Anecdotes like that help explain why America's biggest full-service lumberyard no longer predicts its net sales in 2024 will top the $17.1 billion it collected last year (see guidance above). And that decline comes despite a boost from acquisitions.


Other publicly traded construction supply companies couldn't match Jackson's anecdote, but they were alike in downgrading their expectations going forward. The euphemism of the day is "resilience." Here's a look at what various companies are telling stockholders now.


The Home Depot: “Pros tell us that, for the first time, their customers aren’t just deferring because of higher financing costs," CFO Richard McPhail told CNBC. "They’re deferring because of a sense of greater uncertainty in the economy.” The Home Depot now predicts 3% to 4% comp sales decline this year, but total sales will rise 2.5% to 3.5% thanks in part to buying SRS Distribution.


Beacon: Previously, it forecast net sales growth in mid-single-digits after accounting for acquisitions. Now it's expecting net sales growth of 6% to 8%, "split approximately equally between organic growth and M&A."


Fortune Brands: It had prevously predicted repair and remodeling sales would decline by 2% to 4%. Now it's at least a 3% drop and could fall as much as 4%.


Masco: “In the second half of the year, we anticipate ongoing demand headwinds as market conditions remain challenged."


SiteOne Landscape Supply: It warned investors in early June that Organic Daily Sales were trending down 4% to 5%, in part from softer demand. By the end of June, it could report that Organic Sales were down 3% for the entire quarter.
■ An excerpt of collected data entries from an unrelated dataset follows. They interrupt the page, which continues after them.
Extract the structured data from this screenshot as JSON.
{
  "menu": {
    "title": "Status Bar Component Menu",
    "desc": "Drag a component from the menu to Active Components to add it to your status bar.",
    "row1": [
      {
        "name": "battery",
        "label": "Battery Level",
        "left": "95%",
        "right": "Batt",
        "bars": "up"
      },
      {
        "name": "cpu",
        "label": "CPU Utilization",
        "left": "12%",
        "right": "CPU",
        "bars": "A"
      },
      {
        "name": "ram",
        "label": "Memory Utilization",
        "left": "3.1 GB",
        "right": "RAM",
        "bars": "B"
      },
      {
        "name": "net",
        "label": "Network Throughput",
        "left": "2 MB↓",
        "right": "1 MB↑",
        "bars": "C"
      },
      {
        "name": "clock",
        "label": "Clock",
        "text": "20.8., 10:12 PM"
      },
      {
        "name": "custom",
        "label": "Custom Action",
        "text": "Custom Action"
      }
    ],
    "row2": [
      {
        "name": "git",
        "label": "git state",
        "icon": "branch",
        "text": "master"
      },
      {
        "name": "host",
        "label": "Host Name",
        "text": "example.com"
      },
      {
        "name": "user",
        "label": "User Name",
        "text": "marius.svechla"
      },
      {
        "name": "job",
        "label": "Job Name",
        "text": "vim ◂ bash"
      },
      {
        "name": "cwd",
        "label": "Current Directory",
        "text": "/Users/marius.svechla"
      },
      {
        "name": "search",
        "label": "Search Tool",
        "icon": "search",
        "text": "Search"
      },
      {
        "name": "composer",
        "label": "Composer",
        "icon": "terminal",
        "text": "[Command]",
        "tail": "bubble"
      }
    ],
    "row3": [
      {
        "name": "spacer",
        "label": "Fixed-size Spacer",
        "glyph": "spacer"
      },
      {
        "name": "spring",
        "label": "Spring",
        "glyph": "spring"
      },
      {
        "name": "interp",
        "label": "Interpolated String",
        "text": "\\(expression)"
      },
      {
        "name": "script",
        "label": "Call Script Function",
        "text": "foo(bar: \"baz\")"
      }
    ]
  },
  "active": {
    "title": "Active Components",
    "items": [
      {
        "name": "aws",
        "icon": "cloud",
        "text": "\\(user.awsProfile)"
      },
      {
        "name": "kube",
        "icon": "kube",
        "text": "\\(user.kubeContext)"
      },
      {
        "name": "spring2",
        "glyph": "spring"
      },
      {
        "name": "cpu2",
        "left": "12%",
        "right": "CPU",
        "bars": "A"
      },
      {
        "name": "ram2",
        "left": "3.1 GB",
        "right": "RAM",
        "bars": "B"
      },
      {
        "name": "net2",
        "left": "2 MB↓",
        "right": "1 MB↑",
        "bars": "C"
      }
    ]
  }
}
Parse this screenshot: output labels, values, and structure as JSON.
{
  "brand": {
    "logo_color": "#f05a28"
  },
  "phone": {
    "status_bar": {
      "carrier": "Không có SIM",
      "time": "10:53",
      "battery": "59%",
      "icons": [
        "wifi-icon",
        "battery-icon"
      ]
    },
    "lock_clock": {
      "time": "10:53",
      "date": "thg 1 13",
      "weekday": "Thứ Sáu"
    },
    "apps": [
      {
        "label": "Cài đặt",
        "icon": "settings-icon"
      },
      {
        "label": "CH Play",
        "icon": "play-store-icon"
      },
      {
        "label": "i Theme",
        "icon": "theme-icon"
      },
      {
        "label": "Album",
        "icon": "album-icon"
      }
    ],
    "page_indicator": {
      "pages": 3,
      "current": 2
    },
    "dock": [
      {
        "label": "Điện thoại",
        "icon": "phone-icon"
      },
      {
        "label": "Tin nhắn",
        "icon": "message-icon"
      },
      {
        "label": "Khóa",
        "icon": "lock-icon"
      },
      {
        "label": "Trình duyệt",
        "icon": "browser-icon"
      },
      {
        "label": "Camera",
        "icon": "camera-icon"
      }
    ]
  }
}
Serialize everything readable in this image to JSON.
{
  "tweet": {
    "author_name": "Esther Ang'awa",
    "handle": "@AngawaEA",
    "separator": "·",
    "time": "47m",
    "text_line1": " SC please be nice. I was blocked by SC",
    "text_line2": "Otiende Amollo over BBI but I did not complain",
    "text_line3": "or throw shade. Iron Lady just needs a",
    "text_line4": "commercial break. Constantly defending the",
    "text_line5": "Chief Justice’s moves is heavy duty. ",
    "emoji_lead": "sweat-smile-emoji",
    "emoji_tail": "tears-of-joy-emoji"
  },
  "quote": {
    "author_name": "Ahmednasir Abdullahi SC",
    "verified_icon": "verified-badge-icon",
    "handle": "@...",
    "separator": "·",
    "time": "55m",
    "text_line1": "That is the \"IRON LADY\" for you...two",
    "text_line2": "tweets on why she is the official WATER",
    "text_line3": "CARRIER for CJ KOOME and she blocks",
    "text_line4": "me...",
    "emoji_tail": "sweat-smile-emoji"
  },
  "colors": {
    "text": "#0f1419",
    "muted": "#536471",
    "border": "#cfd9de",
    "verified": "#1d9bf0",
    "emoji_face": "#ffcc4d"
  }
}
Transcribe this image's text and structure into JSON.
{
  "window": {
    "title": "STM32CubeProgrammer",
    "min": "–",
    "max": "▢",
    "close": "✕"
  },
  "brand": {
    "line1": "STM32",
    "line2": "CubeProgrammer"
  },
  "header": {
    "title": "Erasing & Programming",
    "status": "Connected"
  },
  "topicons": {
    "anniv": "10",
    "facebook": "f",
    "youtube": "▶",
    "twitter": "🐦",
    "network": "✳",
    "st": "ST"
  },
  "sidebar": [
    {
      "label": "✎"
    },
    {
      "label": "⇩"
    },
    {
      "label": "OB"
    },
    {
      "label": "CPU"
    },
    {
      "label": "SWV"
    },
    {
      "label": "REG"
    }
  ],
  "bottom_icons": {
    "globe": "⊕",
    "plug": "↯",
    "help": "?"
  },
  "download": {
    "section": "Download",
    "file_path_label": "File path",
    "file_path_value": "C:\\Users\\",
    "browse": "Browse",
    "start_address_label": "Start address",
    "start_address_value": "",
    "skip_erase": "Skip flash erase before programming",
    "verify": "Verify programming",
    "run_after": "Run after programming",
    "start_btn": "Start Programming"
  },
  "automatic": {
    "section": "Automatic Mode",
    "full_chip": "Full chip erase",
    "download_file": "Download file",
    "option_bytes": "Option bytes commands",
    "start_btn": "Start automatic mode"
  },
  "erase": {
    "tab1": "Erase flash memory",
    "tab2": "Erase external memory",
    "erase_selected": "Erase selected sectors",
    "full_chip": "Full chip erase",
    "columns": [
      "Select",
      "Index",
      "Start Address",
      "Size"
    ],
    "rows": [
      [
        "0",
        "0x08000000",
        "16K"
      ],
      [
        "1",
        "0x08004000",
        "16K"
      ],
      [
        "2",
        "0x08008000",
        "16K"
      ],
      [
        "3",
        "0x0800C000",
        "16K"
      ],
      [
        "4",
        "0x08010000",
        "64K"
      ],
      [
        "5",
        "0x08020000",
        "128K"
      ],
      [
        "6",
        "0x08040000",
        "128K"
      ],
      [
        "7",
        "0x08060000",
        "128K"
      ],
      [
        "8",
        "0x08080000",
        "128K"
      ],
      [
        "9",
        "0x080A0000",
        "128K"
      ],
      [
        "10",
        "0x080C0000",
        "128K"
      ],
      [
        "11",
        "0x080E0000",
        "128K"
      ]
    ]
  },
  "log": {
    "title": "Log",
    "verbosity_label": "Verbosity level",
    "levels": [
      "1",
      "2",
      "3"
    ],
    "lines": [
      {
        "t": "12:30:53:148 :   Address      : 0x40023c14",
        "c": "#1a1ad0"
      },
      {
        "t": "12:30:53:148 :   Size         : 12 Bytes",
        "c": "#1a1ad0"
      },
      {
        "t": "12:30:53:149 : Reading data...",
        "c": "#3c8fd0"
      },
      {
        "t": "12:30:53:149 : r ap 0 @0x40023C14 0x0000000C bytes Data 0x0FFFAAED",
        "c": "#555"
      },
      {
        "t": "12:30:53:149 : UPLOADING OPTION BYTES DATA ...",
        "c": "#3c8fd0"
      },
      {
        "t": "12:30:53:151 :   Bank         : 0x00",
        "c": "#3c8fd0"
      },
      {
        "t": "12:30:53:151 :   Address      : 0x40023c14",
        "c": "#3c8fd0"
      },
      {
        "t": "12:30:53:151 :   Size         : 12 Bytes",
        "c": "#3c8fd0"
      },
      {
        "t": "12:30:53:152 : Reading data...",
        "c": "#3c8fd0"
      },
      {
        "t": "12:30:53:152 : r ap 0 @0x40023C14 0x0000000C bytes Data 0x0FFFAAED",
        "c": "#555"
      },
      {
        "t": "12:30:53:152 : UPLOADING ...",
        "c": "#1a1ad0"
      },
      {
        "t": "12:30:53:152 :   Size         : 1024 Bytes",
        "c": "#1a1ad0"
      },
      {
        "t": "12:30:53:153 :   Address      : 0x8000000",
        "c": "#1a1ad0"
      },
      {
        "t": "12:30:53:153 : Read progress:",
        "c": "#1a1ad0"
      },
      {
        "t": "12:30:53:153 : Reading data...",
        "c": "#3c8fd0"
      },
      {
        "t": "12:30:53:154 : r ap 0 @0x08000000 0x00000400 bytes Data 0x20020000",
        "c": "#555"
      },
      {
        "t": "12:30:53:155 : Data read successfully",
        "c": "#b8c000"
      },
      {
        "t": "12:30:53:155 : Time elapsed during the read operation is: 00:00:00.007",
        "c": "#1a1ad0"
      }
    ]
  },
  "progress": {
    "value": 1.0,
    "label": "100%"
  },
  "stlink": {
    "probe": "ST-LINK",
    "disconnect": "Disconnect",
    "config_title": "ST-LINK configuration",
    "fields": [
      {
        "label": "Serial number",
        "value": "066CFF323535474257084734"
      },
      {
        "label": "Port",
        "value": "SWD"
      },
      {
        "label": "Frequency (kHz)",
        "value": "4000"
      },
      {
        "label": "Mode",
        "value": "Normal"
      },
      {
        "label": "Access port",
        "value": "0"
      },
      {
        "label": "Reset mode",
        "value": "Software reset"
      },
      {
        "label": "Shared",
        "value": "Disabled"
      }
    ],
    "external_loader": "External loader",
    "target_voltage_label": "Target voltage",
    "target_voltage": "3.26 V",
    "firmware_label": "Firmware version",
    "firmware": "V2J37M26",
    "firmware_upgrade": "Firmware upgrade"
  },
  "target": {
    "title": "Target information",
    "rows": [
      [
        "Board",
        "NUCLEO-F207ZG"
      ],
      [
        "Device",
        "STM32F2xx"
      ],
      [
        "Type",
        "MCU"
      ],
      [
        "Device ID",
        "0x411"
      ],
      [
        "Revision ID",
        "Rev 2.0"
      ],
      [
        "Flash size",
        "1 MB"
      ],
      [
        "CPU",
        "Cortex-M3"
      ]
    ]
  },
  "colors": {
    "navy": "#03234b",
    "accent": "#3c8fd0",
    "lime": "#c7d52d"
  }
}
Ferguson: It kept its net sales guidance at "broadly flat," while its adjusted operating margin was trimmed to a maximum of 9.6% from a previously forecast maximum of 9.8%


Tractor Supply: The previous net sales forecast of $14.7 billion to $15.1 billion was narrowed to between $14.8 billion and $15.0 billion. Comp sales used to be forecast at -1.0% to +1.5%; now they're -0.5% to 1.0%.


Weyerhaeuser: In the third quarter, the lumber division "expects lower sales volumes, slightly lower log costs, and higher unit manufacturing costs. And for the distribution division, "the company anticipates slightly lower results compared to the second quarter."


Trex: In April, it forecast revenues of $1.215 billion to $1.235 billion. In August, it lowered the full-year forecast to $1.13 billion to $1.15 billion. It added: "We are pleased to be able to maintain our full year EBITDA margin guidance range at 30.0% to 30.5%. SG&A as a percentage of net sales, is projected to be flat with the prior year at approximately 16%, depreciation and amortization is estimated between $53 million and $55 million, and our tax rate is expected to be in the 25% to 26% range.


AZEK: It now expects the Residential segment will have net sales of $1.351 billion to $1.365 billion. Previously, it had forecast net sales of $1.385 billion to $1.425 billion.


LL Flooring: It has filed for protection from creditors under Chapter 11 of the federal bankruptcy laws.